Any real estate product comprises of three expense components, namely land, material and labour or service costs. VAT is calculated on material cost, and service tax is calculated on labour and service cost. It is very difficult for buyers to ascertain what components were included for calculation of VAT and service tax.
The implementation of GST makes the calculation much simpler, since the buyer has to pay only a single Goods and Services Tax. Also, the builder must pass on the benefit of the price reduction he enjoys due to input tax credit to the buyer.
Impact on Affordable Housing:
The affordable housing sector, which is a major thrust area of the incumbent Government and is the cornerstone of its ‘Housing for all by 2022’ vision, will not be impacted by GST. This has been clarified by the announcement from the Finance Ministry, which indicates that there will be no tax under GST for housing projects which comes under the affordable housing scheme.
Benefit to Developers:
In the previous tax regime, real estate developers also grappled with the challenge of multiple taxation. On various construction materials they purchased, builder paid customs duty, central sales tax, excise duty, entry tax, etc., thus creating various instances of multiple taxation. The cumulative burden eventually got passed on to the buyer.
GST will eliminate all the other taxes, and the benefit of being able to claim input tax credit can also improve developers’ profit margins.
Major construction materials have not seen a major change in tax rate.
1. Cement will be taxed at the rate of 28 per cent under GST, which is higher the current average rate of tax around 20-24 per cent
2. Iron rods and pillars will be charged at the rate of 18 per cent, which is similar to the average rate of 20 per cent under the old taxation regime
3. Paint, wall fittings, plaster, wallpaper and ceramic tiles will be taxed at 28 per cent, which is also similar to the previous average rate of 20-25 per cent
4. Sand lime bricks and fly ash bricks will be taxed at 5 per cent, which is lower than the previous rate of 6 per cent.

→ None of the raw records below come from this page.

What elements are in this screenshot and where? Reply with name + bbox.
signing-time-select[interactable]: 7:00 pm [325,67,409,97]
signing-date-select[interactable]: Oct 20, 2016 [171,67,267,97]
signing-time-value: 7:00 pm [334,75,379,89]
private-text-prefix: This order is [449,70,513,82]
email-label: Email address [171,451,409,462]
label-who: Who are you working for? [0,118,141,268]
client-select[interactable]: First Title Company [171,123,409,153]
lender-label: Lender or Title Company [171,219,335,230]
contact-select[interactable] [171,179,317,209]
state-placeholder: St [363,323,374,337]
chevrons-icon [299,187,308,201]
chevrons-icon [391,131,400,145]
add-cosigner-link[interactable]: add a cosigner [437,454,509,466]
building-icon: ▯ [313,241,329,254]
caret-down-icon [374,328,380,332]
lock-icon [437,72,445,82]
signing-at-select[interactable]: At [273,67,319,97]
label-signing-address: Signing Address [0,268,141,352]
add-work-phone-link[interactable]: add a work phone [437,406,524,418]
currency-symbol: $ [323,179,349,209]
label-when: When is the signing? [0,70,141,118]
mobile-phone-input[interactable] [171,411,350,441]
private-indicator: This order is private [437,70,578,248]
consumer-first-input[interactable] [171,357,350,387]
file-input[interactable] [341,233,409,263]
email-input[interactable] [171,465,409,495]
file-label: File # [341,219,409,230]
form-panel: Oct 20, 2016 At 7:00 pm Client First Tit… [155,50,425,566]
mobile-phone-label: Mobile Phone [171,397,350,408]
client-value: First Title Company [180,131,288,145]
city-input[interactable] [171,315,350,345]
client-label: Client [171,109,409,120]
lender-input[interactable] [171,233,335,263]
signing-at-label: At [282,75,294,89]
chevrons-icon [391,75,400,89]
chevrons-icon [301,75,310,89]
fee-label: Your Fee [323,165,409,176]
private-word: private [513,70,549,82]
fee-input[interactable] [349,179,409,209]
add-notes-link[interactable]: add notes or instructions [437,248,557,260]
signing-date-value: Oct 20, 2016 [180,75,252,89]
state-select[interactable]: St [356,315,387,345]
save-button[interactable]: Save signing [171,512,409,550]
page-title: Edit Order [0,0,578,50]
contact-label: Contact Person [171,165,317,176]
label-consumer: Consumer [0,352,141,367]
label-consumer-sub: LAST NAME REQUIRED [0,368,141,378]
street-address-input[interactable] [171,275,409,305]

However, the marginal change in the percentage of these variables will make a huge difference as transportation and logistics costs reduce in the single taxation system.
While there might be marginal impact on the real estate sector in the near term, we are definitely looking at a significant improvement in buyer sentiment and perception of this sector. Developers too will find the GST regime much simpler to work with, with the benefit of input tax credit being an added advantage.
Disclaimer: The views expressed in the article above are those of the authors’ and do not necessarily represent or reflect the views of this publishing house. Unless otherwise noted, the author is writing in his/her personal capacity. They are not intended and should not be thought to represent official ideas, attitudes, or policies of any agency or institution.